8. The method according to claim 1 or 2, wherein in pneumatic conveying, the initial gas velocity corresponds to a Froude number from 2 to 40.

9. The method according to claim 1 or 2, wherein in pneumatic conveying, the load of the conveyed material is 1 to 30 kg / kg, and the load of the conveyed material is the quotient of the mass flow rate of the conveyed material and the mass flow rate of the gas.

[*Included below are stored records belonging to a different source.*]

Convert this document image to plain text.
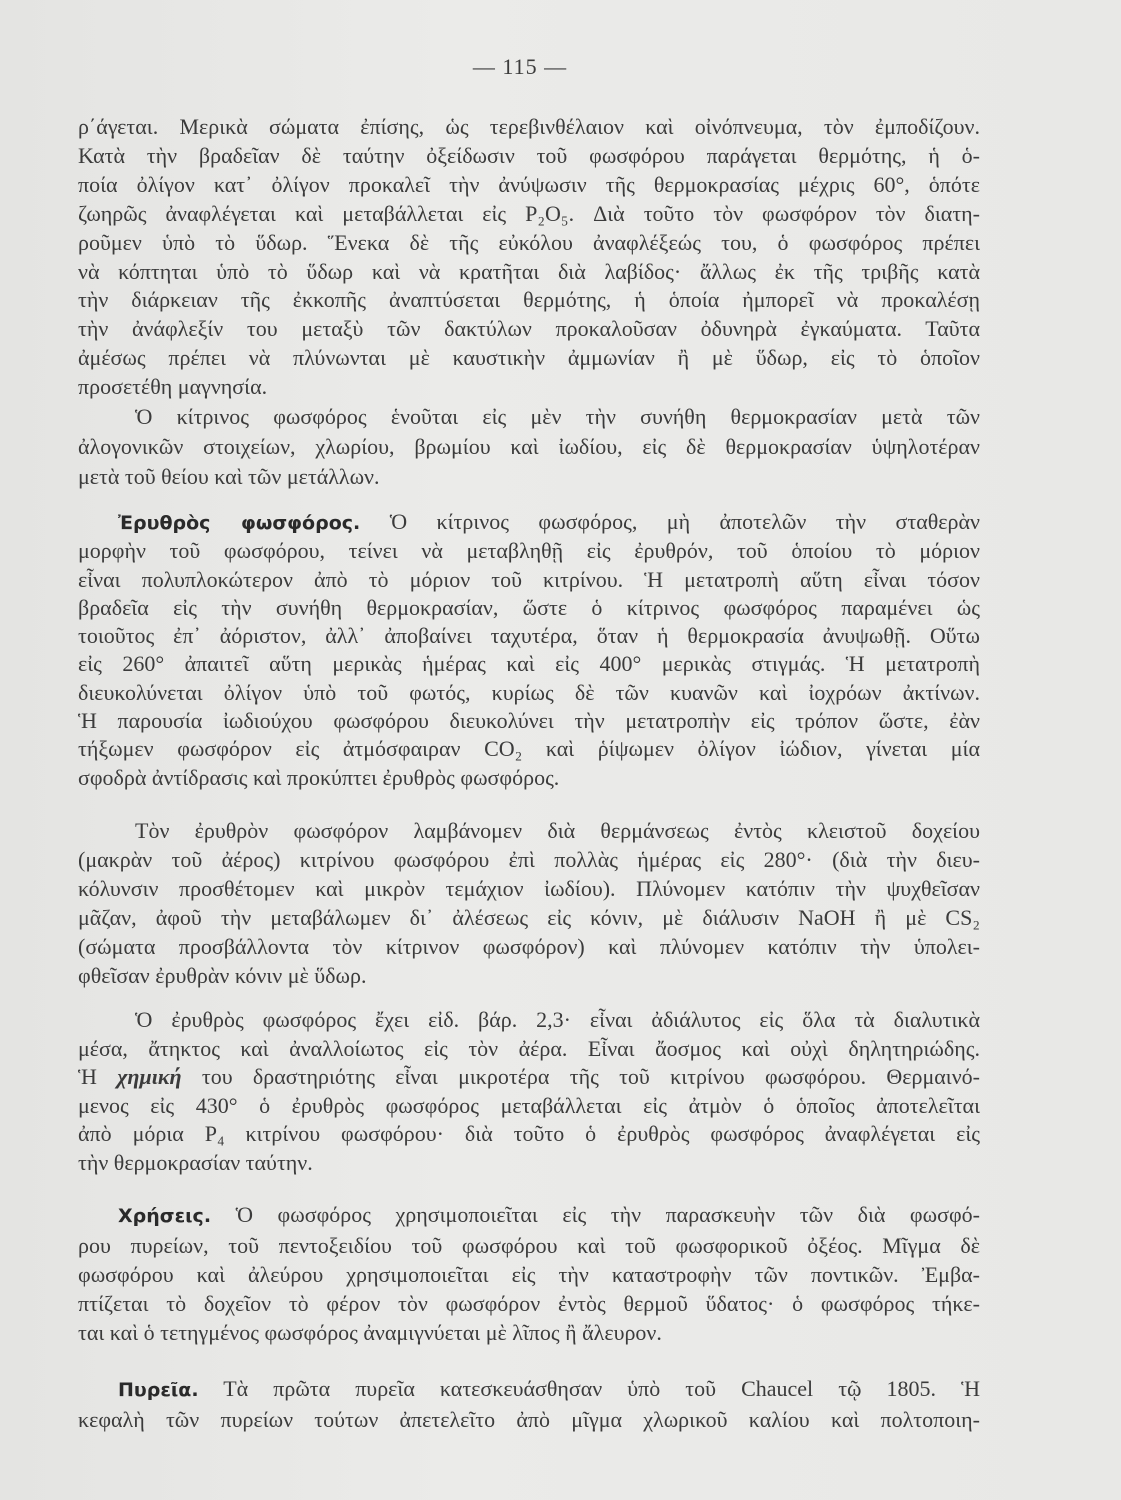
— 115 —
ρ΄άγεται. Μερικὰ σώματα ἐπίσης, ὡς τερεβινθέλαιον καὶ οἰνόπνευμα, τὸν ἐμποδίζουν.
Κατὰ τὴν βραδεῖαν δὲ ταύτην ὀξείδωσιν τοῦ φωσφόρου παράγεται θερμότης, ἡ ὁ-
ποία ὀλίγον κατ᾽ ὀλίγον προκαλεῖ τὴν ἀνύψωσιν τῆς θερμοκρασίας μέχρις 60°, ὁπότε
ζωηρῶς ἀναφλέγεται καὶ μεταβάλλεται εἰς P₂O₅. Διὰ τοῦτο τὸν φωσφόρον τὸν διατη-
ροῦμεν ὑπὸ τὸ ὕδωρ. Ἕνεκα δὲ τῆς εὐκόλου ἀναφλέξεώς του, ὁ φωσφόρος πρέπει
νὰ κόπτηται ὑπὸ τὸ ὕδωρ καὶ νὰ κρατῆται διὰ λαβίδος· ἄλλως ἐκ τῆς τριβῆς κατὰ
τὴν διάρκειαν τῆς ἐκκοπῆς ἀναπτύσεται θερμότης, ἡ ὁποία ἠμπορεῖ νὰ προκαλέσῃ
τὴν ἀνάφλεξίν του μεταξὺ τῶν δακτύλων προκαλοῦσαν ὀδυνηρὰ ἐγκαύματα. Ταῦτα
ἀμέσως πρέπει νὰ πλύνωνται μὲ καυστικὴν ἀμμωνίαν ἢ μὲ ὕδωρ, εἰς τὸ ὁποῖον
προσετέθη μαγνησία.
Ὁ κίτρινος φωσφόρος ἑνοῦται εἰς μὲν τὴν συνήθη θερμοκρασίαν μετὰ τῶν
ἀλογονικῶν στοιχείων, χλωρίου, βρωμίου καὶ ἰωδίου, εἰς δὲ θερμοκρασίαν ὑψηλοτέραν
μετὰ τοῦ θείου καὶ τῶν μετάλλων.
Ἐρυθρὸς φωσφόρος. Ὁ κίτρινος φωσφόρος, μὴ ἀποτελῶν τὴν σταθερὰν
μορφὴν τοῦ φωσφόρου, τείνει νὰ μεταβληθῇ εἰς ἐρυθρόν, τοῦ ὁποίου τὸ μόριον
εἶναι πολυπλοκώτερον ἀπὸ τὸ μόριον τοῦ κιτρίνου. Ἡ μετατροπὴ αὕτη εἶναι τόσον
βραδεῖα εἰς τὴν συνήθη θερμοκρασίαν, ὥστε ὁ κίτρινος φωσφόρος παραμένει ὡς
τοιοῦτος ἐπ᾽ ἀόριστον, ἀλλ᾽ ἀποβαίνει ταχυτέρα, ὅταν ἡ θερμοκρασία ἀνυψωθῇ. Οὕτω
εἰς 260° ἀπαιτεῖ αὕτη μερικὰς ἡμέρας καὶ εἰς 400° μερικὰς στιγμάς. Ἡ μετατροπὴ
διευκολύνεται ὀλίγον ὑπὸ τοῦ φωτός, κυρίως δὲ τῶν κυανῶν καὶ ἰοχρόων ἀκτίνων.
Ἡ παρουσία ἰωδιούχου φωσφόρου διευκολύνει τὴν μετατροπὴν εἰς τρόπον ὥστε, ἐὰν
τήξωμεν φωσφόρον εἰς ἀτμόσφαιραν CO₂ καὶ ῥίψωμεν ὀλίγον ἰώδιον, γίνεται μία
σφοδρὰ ἀντίδρασις καὶ προκύπτει ἐρυθρὸς φωσφόρος.
Τὸν ἐρυθρὸν φωσφόρον λαμβάνομεν διὰ θερμάνσεως ἐντὸς κλειστοῦ δοχείου
(μακρὰν τοῦ ἀέρος) κιτρίνου φωσφόρου ἐπὶ πολλὰς ἡμέρας εἰς 280°· (διὰ τὴν διευ-
κόλυνσιν προσθέτομεν καὶ μικρὸν τεμάχιον ἰωδίου). Πλύνομεν κατόπιν τὴν ψυχθεῖσαν
μᾶζαν, ἀφοῦ τὴν μεταβάλωμεν δι᾽ ἀλέσεως εἰς κόνιν, μὲ διάλυσιν NaOH ἢ μὲ CS₂
(σώματα προσβάλλοντα τὸν κίτρινον φωσφόρον) καὶ πλύνομεν κατόπιν τὴν ὑπολει-
φθεῖσαν ἐρυθρὰν κόνιν μὲ ὕδωρ.
Ὁ ἐρυθρὸς φωσφόρος ἔχει εἰδ. βάρ. 2,3· εἶναι ἀδιάλυτος εἰς ὅλα τὰ διαλυτικὰ
μέσα, ἄτηκτος καὶ ἀναλλοίωτος εἰς τὸν ἀέρα. Εἶναι ἄοσμος καὶ οὐχὶ δηλητηριώδης.
Ἡ χημική του δραστηριότης εἶναι μικροτέρα τῆς τοῦ κιτρίνου φωσφόρου. Θερμαινό-
μενος εἰς 430° ὁ ἐρυθρὸς φωσφόρος μεταβάλλεται εἰς ἀτμὸν ὁ ὁποῖος ἀποτελεῖται
ἀπὸ μόρια P₄ κιτρίνου φωσφόρου· διὰ τοῦτο ὁ ἐρυθρὸς φωσφόρος ἀναφλέγεται εἰς
τὴν θερμοκρασίαν ταύτην.
Χρήσεις. Ὁ φωσφόρος χρησιμοποιεῖται εἰς τὴν παρασκευὴν τῶν διὰ φωσφό-
ρου πυρείων, τοῦ πεντοξειδίου τοῦ φωσφόρου καὶ τοῦ φωσφορικοῦ ὀξέος. Μῖγμα δὲ
φωσφόρου καὶ ἀλεύρου χρησιμοποιεῖται εἰς τὴν καταστροφὴν τῶν ποντικῶν. Ἐμβα-
πτίζεται τὸ δοχεῖον τὸ φέρον τὸν φωσφόρον ἐντὸς θερμοῦ ὕδατος· ὁ φωσφόρος τήκε-
ται καὶ ὁ τετηγμένος φωσφόρος ἀναμιγνύεται μὲ λῖπος ἢ ἄλευρον.
Πυρεῖα. Τὰ πρῶτα πυρεῖα κατεσκευάσθησαν ὑπὸ τοῦ Chaucel τῷ 1805. Ἡ
κεφαλὴ τῶν πυρείων τούτων ἀπετελεῖτο ἀπὸ μῖγμα χλωρικοῦ καλίου καὶ πολτοποιη-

10. A composition comprising surface-post-crosslinked superabsorbent particles and wax particles, wherein the wax particles are located on the surface of the surface-post-crosslinked superabsorbent particles, the wax particles are dispersible in water and have a glass transition temperature of at least 65°C, the wax particles are present in a proportion of 0.025% to 0.2% by weight based on the surface-post-crosslinked superabsorbent particles, the wax does not form a continuous film on the particle surface, and the composition has an absorption of at least 10 g / g at a pressure of 4.83 kPa.

11. The composition of claim 10, wherein the glass transition temperature of the wax is at least 80°C.

12. The composition of claim 10 or 11, wherein, Based on the superabsorbent particle meter with post-crosslinked surface, 0.035% to 0.08% by weight of wax was used.

13. The composition according to claim 10 or 11, wherein the wax is a copolymer of 5 to 30 mol% of at least one olefinically unsaturated carboxylic acid and 70 to 95 mol% of at least one olefinically unsaturated hydrocarbon.

14. The composition according to claim 10 or 11, wherein the average particle size of the surface-crosslinked superabsorbent particles is 250 to 500 µm.

15. The composition according to claim 10 or 11, wherein the average sphericity of the surface-crosslinked superabsorbent particles is greater than 0.72.